I’m a third-year math PhD candidate at MIT, working on problems in differential geometry, geometric analysis, and partial differential equations. My advisor is Prof. William Minicozzi.
I grew up in Hong Kong. Before MIT, I studied at the Australian National University and the University of Melbourne.
Research
1. Drift-harmonic functions with polynomial growth on asymptotically paraboloidal manifolds. Preprint. [arXiv:2501.05119].
Abstract
We construct and classify all polynomial growth solutions to certain drift-harmonic equations on complete manifolds with paraboloidal asymptotics. These encompass the natural drift-harmonic equations on certain steady gradient Ricci solitons. Specifically, we show that all drift-harmonic functions with polynomial growth asymptotically separate variables, and the dimension of the space of drift-harmonic functions with a given polynomial growth rate is finite.

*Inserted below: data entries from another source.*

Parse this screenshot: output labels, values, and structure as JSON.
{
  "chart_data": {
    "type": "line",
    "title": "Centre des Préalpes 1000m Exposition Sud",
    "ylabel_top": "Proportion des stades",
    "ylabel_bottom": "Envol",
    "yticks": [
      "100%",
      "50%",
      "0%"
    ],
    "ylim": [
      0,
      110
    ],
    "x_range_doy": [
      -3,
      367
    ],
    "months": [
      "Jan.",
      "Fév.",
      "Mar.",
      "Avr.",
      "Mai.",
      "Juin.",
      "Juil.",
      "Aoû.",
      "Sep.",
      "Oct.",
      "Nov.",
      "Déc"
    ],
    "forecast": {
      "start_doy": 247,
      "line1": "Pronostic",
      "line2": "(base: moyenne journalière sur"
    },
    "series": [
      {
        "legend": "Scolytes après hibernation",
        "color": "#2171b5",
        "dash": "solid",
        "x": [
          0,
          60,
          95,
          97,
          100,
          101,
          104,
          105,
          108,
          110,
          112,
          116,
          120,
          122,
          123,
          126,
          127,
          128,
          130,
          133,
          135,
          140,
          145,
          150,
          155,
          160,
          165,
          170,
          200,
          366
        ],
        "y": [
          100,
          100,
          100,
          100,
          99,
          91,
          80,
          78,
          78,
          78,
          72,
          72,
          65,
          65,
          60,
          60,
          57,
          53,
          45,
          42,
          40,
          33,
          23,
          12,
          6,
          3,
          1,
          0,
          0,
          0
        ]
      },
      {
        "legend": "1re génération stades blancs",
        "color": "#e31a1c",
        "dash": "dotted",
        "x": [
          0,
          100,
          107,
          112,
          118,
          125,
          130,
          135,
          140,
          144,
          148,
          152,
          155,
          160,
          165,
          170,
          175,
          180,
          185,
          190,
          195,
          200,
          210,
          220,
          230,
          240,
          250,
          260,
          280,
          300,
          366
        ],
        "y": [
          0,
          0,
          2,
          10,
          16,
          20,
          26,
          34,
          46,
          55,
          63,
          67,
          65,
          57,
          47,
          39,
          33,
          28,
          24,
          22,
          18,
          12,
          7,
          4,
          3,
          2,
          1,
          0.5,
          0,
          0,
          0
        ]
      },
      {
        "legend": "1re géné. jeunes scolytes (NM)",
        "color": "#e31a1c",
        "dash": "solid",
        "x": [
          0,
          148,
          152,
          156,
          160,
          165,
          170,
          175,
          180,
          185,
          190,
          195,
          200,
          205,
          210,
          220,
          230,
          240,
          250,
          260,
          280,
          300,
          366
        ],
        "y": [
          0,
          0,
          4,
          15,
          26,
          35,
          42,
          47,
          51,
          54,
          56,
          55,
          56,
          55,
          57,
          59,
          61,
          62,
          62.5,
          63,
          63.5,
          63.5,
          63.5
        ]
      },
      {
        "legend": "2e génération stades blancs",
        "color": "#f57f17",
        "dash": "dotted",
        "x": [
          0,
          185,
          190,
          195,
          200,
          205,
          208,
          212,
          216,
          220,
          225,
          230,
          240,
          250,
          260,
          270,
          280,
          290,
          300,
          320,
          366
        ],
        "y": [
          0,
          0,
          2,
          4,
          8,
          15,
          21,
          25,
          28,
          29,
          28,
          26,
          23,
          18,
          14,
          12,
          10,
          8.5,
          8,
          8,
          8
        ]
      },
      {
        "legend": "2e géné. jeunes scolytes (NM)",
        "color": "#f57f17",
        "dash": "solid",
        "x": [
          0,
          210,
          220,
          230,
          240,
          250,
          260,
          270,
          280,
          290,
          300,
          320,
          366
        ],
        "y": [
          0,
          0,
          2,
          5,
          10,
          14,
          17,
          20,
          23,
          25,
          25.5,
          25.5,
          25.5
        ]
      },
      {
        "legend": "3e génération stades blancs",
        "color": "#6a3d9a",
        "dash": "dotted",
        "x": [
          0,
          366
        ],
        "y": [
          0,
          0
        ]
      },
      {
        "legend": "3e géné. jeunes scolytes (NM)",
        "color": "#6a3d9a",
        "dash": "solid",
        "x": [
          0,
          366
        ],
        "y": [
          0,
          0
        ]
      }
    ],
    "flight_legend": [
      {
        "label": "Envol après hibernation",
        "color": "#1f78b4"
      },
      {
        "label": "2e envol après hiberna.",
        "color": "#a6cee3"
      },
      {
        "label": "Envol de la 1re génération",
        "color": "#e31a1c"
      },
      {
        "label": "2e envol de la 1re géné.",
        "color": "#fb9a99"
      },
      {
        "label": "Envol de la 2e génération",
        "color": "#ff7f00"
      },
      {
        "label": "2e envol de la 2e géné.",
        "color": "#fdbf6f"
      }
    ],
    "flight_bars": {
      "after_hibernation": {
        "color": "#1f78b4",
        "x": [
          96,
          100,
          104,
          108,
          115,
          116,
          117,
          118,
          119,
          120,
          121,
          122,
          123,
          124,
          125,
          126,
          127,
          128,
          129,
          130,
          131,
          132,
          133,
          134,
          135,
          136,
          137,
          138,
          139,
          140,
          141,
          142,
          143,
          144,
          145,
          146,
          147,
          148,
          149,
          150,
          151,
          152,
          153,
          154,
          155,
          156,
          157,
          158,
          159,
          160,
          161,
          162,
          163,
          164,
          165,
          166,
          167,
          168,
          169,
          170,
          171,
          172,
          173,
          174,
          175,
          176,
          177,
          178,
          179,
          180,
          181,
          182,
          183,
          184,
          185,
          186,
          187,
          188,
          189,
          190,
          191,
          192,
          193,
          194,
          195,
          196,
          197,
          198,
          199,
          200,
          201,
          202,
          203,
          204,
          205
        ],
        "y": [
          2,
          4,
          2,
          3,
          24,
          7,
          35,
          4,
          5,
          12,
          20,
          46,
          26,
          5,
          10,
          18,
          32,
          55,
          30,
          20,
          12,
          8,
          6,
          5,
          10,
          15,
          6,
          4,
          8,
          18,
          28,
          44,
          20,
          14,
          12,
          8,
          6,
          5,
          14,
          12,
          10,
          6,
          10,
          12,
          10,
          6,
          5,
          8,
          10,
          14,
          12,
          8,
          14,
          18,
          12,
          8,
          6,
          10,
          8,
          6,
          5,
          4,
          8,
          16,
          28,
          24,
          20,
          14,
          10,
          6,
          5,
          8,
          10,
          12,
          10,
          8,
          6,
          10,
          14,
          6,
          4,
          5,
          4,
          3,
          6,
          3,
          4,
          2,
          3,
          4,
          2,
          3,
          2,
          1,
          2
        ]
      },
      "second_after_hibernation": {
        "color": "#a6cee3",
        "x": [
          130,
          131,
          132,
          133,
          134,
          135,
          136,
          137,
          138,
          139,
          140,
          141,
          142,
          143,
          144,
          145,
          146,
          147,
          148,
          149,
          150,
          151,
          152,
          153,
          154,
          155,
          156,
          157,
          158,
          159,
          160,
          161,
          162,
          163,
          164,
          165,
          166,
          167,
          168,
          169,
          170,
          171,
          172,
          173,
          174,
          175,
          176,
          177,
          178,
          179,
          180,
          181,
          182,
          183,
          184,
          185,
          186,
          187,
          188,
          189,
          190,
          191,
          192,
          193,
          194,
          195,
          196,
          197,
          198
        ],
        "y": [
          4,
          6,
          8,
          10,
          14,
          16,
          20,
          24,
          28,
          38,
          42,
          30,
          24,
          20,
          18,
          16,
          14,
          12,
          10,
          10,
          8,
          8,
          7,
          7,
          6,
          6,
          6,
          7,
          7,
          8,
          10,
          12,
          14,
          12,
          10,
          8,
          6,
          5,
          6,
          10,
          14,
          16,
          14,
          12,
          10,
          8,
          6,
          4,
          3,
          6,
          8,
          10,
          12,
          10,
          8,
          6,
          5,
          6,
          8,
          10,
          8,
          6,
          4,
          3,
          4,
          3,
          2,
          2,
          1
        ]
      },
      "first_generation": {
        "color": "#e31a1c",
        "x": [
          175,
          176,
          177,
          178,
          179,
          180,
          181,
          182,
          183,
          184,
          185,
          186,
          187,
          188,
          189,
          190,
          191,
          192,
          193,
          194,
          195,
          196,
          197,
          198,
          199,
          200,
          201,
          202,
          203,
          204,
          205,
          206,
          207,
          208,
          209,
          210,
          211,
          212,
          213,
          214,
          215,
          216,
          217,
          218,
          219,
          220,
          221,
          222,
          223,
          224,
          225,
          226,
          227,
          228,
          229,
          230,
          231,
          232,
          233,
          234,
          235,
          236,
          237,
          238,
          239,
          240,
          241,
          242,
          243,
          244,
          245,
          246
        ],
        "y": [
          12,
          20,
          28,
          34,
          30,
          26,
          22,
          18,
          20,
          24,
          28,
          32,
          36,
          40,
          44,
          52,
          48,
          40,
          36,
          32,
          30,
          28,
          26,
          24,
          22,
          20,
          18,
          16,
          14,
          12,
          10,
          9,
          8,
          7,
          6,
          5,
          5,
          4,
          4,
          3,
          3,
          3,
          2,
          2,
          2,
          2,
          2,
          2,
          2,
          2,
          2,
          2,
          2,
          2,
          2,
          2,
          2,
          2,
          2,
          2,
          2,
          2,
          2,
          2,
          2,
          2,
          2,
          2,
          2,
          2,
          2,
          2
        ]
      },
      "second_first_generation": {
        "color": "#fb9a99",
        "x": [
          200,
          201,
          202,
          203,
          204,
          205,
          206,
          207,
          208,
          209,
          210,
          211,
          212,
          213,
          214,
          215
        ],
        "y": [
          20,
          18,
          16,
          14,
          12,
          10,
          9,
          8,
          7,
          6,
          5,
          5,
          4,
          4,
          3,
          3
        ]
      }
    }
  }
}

2. Concavity for elliptic and parabolic equations in complex projective space (with Shrey Aryan). Preprint. [arXiv:2403.16783].
Abstract
We establish a concavity principle for solutions to elliptic and parabolic equations on complex projective space, generalizing the results of Langford and Scheuer. To our knowledge, this is the first example of a general concavity principle outside the constant sectional curvature regime, and in particular, our result partially answers a question raised by Korevaar in 1985 regarding the concavity of solutions to elliptic equations on manifolds with non-constant sectional curvature.
3. Positive mass and Dirac operators on weighted manifolds and smooth metric measure spaces (with Isaac M. Lopez and Daniel Santiago). J. Geom. Phys. Vol. 209, No. 105386, 2025. [journal link][arXiv:2312.15441].
Abstract
We show that the weighted positive mass theorem of Baldauf–Ozuch and Chu–Zhu is equivalent to the usual positive mass theorem under suitable regularity, and can be regarded as a positive mass theorem for smooth metric measure spaces. A stronger weighted positive mass theorem is established, unifying and generalizing their results. We also study Dirac operators on certain warped product manifolds associated to smooth metric measure spaces. Applications of this include, among others, an alternative proof for a special case of our positive mass theorem, eigenvalue bounds for the Dirac operator on closed spin manifolds, and a new way to understand the weighted Dirac operator using warped products.
Other writing
1. Uniqueness of tangent flows in mean curvature flow. Undergraduate honours thesis, ANU. Advised by Prof. Ben Andrews.
2. Characteristic classes for the differential geometer. Term paper for Gauge Theory and Symplectic Geometry, ANU.
3. The No Wandering Domains theorem. Term paper for Riemann Surfaces, ANU.
4. Jacobi fields, conjugate points and some applications. Term paper for Differential Geometry, ANU.
5. Topological phases in quantum systems with quantum group symmetries. AMSI VRS research report, Australian Mathematical Sciences Institute/University of Melbourne. Advised by Dr. Thomas Quella.
6. Label-noise robust twin auxiliary classifier GANs. Research report for SCIE30001, University of Melbourne. Advised by Dr. Mingming Gong.